Once out in the cold rain, it was evident how warm and inviting the cabin was. It would have been so easy to spend the evening there and drink whiskey all night long. But that’s not my style and with Canada so close I don’t want to waste too much time. Rain is inevitable in hiking and hiding from it just makes the whole trip drag on. It’s not fun, but there are far worse things. Things like wildfires.
Later in the afternoon the rain let up and I could see a few mountains and even saw a rainbow. The sun peeked out at splotches around the mountains, but never shone on me. I picked out a campsite on the map that I should be able to hit just after dark, so a little night hiking could make up some of the most time in the cabin. I was getting hot spots on both heels, so I thought I should stop and change into the socks I dried at the cabin. Sure enough, blisters were forming on both heels. Three days of hiking in wet shoes will do that. I was wishing now that I had taken my shoes off at the cabin and let both pairs of socks and feet dry. I won’t make that mistake again. I put bandaids on and changed socks and set off again. It was less than five minutes before these socks were wet again, but they were slightly drier than the pair I just took off.

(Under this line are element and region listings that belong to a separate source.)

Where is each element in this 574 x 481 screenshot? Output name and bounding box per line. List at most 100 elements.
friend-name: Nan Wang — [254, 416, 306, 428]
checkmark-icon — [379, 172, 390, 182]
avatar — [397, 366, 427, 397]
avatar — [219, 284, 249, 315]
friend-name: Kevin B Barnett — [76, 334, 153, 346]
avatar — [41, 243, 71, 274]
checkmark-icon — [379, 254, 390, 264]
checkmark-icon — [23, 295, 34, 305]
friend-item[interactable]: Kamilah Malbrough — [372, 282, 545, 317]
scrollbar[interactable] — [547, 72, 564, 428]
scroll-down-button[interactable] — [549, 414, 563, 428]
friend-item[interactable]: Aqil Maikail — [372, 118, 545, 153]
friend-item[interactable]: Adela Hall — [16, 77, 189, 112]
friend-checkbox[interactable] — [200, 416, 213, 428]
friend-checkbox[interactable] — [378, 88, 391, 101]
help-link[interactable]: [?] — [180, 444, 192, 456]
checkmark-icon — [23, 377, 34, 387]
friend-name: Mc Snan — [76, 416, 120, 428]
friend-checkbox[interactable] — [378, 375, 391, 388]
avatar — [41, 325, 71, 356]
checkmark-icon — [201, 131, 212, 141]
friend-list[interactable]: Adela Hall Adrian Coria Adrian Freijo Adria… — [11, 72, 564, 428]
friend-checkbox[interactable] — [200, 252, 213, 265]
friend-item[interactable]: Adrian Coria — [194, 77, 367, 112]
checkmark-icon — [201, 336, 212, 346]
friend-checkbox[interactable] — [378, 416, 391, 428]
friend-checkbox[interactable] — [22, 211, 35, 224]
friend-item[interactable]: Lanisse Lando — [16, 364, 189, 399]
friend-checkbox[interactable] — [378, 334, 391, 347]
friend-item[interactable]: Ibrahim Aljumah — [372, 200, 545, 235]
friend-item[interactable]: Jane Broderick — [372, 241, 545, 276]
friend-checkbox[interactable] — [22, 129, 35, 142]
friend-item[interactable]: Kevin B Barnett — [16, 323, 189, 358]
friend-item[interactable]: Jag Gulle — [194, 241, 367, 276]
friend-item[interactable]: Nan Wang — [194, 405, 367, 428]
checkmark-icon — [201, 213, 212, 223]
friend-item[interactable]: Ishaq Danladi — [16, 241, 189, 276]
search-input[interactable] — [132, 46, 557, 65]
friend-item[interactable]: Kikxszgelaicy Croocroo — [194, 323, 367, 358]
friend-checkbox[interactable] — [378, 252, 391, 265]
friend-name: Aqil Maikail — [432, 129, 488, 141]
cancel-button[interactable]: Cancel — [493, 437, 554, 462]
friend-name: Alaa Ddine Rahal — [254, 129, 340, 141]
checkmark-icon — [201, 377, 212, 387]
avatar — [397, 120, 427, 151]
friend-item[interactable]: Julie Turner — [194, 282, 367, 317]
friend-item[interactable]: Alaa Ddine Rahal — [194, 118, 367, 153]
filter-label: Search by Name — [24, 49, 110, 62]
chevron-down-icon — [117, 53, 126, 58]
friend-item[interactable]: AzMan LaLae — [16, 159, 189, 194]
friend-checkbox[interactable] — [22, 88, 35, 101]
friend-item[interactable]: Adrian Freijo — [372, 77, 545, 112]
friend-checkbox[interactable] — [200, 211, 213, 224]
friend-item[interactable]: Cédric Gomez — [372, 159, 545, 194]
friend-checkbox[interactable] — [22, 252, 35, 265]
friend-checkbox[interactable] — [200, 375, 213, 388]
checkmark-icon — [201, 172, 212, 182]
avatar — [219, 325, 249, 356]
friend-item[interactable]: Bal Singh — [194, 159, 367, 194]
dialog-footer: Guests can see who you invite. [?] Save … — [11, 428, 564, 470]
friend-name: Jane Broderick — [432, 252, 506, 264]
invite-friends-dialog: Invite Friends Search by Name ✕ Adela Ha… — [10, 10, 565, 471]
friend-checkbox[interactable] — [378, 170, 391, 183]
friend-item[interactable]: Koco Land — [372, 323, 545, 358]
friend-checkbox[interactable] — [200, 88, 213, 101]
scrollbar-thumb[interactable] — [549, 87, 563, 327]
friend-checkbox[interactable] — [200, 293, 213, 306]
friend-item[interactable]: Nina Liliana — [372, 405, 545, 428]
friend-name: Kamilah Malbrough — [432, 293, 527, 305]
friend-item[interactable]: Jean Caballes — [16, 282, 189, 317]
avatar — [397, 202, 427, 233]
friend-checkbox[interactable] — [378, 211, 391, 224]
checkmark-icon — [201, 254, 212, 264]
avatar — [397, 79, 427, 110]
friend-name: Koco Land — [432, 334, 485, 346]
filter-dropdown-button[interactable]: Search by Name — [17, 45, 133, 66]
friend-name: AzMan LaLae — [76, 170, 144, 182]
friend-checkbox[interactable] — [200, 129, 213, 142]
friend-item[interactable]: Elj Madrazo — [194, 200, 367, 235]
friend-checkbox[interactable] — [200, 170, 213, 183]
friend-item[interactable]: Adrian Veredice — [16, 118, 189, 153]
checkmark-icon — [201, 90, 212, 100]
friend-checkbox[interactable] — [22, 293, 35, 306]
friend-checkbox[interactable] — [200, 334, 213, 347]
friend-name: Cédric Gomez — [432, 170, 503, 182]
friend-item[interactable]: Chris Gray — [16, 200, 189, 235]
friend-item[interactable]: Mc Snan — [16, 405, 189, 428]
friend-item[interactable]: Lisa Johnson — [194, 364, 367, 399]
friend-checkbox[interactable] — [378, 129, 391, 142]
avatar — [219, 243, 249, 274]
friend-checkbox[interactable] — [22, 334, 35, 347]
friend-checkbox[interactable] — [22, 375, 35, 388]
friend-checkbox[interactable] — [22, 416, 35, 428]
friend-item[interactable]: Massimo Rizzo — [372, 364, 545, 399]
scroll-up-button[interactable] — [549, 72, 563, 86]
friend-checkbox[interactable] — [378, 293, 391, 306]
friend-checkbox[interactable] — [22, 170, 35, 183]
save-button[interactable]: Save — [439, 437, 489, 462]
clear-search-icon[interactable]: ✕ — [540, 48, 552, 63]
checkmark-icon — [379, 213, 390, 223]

When I got to the campsite about twenty or thirty minutes after dark, there was already someone camping there. No worries, I had plenty of energy and a hammock, so I would find one further on. It took about thirty.minutes to find the ideal site with just the right size trees far enough apart and no vegetation underneath them.
I set up the hammock,.cooked dinner of parmesian noodles, drank my ginger ale, and rolled into bed. It’s 33 miles to the next resupply point that has one hotel, a few restaurants and a brewery. I won’t make it tommorow, but I should be able to roll in early enough Wednesday to get all my chores done quickly enough to have time to hit the brewery. Mmm, beer.